12/1. The Government Accountability Office (GAO) released a letter [12 pages in PDF] titled "Potential Spectrum Interference Associated with Military Land Mobile Radios". The letter is addressed to Rep. Todd Platts (R-PA), Chairman of the House Government Reform Committee's Subcommittee on Government Management, Finance, and Accountability. The letter primarily addresses interference with unlicensed devices operating under Part 15 of the Federal Communications Commission's (FCC) rules in the 380 MHz-399.9 MHz spectrum band. In other words, consumers' garage door openers do not always open garage doors that are located near certain military bases.

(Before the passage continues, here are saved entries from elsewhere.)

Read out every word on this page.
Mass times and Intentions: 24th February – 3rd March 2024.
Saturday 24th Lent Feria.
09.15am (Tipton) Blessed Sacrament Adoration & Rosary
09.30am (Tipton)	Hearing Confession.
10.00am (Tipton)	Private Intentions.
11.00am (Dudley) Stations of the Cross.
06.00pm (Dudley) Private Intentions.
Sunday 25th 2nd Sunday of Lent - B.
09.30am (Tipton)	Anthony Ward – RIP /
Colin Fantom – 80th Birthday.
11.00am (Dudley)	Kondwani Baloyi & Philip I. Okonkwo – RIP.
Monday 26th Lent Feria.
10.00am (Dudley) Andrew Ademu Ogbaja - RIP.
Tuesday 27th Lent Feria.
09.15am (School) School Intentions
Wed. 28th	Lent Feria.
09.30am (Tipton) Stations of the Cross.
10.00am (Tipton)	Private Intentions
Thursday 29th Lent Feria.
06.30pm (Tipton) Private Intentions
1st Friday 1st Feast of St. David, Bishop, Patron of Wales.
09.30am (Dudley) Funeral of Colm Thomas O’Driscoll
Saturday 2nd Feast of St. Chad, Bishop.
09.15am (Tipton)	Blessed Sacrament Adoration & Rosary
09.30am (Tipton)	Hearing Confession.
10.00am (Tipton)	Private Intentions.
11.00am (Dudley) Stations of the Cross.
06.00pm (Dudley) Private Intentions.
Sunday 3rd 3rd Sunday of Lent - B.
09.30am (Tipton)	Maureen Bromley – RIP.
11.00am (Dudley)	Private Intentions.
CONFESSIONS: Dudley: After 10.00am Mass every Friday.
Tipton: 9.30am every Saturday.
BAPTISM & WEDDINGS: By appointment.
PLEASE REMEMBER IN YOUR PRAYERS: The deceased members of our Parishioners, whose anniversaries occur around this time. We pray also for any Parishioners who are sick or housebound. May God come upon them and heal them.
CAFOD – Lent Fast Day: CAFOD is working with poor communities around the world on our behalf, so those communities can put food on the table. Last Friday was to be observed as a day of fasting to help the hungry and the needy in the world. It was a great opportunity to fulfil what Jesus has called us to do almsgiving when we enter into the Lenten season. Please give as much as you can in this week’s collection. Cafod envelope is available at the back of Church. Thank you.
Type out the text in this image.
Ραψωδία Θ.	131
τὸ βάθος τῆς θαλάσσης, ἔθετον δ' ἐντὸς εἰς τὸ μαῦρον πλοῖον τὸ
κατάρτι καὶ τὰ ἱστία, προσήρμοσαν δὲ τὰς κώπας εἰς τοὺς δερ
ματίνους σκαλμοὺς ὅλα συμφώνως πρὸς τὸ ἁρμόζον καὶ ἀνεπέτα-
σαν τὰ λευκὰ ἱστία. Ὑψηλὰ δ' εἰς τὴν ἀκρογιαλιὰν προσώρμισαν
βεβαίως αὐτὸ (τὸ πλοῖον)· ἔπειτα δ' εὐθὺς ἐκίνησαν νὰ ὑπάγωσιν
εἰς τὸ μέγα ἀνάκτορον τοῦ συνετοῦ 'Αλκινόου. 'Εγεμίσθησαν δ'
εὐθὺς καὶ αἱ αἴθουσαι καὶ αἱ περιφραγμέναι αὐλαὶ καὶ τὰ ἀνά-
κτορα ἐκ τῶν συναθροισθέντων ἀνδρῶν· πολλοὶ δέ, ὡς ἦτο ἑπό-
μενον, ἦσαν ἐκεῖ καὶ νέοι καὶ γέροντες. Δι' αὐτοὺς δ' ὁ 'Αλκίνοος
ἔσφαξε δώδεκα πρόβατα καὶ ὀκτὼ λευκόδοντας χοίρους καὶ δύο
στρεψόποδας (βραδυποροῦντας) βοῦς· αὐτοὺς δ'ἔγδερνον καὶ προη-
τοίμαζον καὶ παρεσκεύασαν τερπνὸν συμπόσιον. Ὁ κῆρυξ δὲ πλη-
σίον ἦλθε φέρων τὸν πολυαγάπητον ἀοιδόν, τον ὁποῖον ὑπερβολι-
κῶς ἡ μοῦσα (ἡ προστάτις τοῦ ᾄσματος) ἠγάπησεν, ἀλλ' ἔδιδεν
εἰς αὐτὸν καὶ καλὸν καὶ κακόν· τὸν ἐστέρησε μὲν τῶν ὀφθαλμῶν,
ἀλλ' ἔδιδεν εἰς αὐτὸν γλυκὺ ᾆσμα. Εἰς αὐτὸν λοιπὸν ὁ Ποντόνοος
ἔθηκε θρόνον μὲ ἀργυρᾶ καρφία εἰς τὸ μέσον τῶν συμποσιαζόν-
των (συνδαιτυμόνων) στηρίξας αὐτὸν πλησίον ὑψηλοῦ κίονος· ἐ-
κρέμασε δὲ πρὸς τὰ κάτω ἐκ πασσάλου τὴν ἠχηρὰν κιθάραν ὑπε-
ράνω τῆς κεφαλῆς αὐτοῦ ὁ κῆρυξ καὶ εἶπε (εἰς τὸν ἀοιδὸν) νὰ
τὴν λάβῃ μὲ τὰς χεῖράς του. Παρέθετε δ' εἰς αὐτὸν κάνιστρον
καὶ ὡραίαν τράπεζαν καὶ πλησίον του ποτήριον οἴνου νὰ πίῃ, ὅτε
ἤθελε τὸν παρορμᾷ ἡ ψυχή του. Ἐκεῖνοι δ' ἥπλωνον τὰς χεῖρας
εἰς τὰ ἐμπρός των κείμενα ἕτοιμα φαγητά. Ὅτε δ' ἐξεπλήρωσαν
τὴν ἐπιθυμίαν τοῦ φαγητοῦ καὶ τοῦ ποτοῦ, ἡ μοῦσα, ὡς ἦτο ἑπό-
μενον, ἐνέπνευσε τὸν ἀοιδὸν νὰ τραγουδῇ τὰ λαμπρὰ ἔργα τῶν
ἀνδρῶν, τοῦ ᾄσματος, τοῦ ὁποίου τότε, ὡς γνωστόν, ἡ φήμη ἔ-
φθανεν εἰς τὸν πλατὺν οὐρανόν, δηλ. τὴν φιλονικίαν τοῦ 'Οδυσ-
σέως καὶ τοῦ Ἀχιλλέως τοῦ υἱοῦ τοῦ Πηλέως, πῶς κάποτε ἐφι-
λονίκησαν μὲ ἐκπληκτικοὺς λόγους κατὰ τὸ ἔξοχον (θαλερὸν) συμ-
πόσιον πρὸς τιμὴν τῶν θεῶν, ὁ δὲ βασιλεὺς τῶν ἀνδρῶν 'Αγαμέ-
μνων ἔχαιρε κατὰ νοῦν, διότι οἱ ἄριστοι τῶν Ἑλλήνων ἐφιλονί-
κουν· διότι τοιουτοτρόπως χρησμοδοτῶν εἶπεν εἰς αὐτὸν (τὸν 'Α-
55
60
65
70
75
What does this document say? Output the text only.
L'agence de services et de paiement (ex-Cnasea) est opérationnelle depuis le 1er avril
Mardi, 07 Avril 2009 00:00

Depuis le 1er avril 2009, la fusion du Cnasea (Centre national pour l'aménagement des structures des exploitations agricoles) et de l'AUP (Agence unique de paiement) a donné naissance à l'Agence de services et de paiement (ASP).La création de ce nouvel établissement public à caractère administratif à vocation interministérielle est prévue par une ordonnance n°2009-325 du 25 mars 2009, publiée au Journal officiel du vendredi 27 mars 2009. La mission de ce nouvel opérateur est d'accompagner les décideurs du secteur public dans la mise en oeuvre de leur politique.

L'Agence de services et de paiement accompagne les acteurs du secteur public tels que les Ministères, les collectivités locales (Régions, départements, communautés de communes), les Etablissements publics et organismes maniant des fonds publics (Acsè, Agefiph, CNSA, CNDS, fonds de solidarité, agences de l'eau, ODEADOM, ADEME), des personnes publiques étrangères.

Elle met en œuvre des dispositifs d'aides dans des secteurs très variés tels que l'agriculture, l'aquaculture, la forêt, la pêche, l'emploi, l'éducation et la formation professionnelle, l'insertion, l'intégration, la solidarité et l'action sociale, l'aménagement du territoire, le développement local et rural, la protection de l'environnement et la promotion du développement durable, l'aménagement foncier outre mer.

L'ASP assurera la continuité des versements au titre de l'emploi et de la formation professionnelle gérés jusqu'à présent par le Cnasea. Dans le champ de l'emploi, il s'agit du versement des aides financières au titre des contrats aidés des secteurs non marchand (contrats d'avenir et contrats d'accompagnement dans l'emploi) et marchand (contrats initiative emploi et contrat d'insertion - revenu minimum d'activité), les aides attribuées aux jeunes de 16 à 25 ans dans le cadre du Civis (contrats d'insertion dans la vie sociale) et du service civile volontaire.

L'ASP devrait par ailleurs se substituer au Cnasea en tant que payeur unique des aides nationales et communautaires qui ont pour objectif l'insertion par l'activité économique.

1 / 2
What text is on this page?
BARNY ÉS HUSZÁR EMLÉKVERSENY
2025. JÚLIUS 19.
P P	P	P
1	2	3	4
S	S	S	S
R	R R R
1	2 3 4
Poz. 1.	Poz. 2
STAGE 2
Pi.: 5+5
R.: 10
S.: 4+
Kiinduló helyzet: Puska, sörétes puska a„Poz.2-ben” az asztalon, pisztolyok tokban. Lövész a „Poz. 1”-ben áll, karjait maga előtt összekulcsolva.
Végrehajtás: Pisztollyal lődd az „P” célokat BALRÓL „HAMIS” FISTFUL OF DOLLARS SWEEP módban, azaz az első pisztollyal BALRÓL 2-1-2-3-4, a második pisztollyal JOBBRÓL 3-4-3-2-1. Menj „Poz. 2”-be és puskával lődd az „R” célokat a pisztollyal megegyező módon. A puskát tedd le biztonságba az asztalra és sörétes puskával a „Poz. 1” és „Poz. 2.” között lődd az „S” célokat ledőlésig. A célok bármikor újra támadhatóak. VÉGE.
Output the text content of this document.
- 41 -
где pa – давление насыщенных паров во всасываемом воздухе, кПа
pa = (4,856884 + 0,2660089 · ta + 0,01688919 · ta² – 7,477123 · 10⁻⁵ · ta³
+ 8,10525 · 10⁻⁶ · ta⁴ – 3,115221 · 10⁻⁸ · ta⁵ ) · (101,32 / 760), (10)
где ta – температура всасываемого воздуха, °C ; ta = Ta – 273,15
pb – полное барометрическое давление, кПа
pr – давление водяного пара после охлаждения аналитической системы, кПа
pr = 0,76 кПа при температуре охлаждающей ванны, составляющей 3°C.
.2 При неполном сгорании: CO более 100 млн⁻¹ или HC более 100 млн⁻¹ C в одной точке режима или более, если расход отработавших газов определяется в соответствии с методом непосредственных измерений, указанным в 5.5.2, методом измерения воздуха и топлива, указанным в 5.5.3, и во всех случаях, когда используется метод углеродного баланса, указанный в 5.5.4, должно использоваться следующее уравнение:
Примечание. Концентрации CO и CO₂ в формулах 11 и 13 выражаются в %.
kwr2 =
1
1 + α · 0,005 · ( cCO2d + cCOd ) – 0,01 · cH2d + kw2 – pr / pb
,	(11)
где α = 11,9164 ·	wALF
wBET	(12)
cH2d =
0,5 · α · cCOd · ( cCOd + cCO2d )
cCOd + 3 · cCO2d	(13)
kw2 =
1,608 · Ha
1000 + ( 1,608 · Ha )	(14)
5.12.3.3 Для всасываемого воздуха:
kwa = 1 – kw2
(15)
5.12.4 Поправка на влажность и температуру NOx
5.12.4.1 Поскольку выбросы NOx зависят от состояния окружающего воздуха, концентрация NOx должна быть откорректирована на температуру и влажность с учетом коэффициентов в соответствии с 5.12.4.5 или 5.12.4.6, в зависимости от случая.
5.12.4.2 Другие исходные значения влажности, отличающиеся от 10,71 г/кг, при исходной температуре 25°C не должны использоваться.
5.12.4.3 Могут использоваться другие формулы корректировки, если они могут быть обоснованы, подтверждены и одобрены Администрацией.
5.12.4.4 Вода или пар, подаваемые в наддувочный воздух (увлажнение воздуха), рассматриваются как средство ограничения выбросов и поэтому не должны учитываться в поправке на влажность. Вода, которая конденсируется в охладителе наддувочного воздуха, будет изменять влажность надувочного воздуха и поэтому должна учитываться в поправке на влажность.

The letter recommends that the military engage in more "community outreach", so that consumers will not buy new garage door openers when they experience interference related malfunctions.
12/1. The Copyright Office published a notice in the Federal Register that recites, explains, and sets the effective date (January 3, 2006) for its rule changes regarding cost of living adjustment for performance of musical compositions by colleges and universities. See, Federal Register, December 1, 2005, Vol. 70, No. 230, at Page 72077.
12/1. The Bureau of Industry and Security (BIS) published a notice in the Federal Register that recites, explains, and sets the effective date (December 1, 2006) for its rule changes regarding removing the requirement to obtain an Import Certificate in support of an export or reexport license when the ultimate consignee or purchaser is a foreign government or agency of Bulgaria, Czech Republic, Hungary, Poland, Romania, Slovakia, and India. See, Federal Register, December 1, 2005, Vol. 70, No. 230, at Pages 72073 - 72074.
12/1. Attorney General Alberto Gonzales gave a speech in New York City in which he discussed in broad strokes those sections of the USA PATRIOT Act that are scheduled to sunset at the end of this month. He said that "The PATRIOT Act has given investigators additional authorities they need to help stop terrorists before they can hurt Americans and harm our way of life" by "improving our ability to track and investigate terrorist activity in the United States." He added that "Sixteen key provisions of the Act are scheduled to expire at the end of this year. For several months, Congress has debated these provisions. It is good in a democracy like ours that we discuss and analyze the wisdom of every law -- particularly those that, if abused, would infringe your civil liberties. We have done that. Now, Congress must act to reauthorize the PATRIOT Act by sending the President a bill of which all Americans can be proud."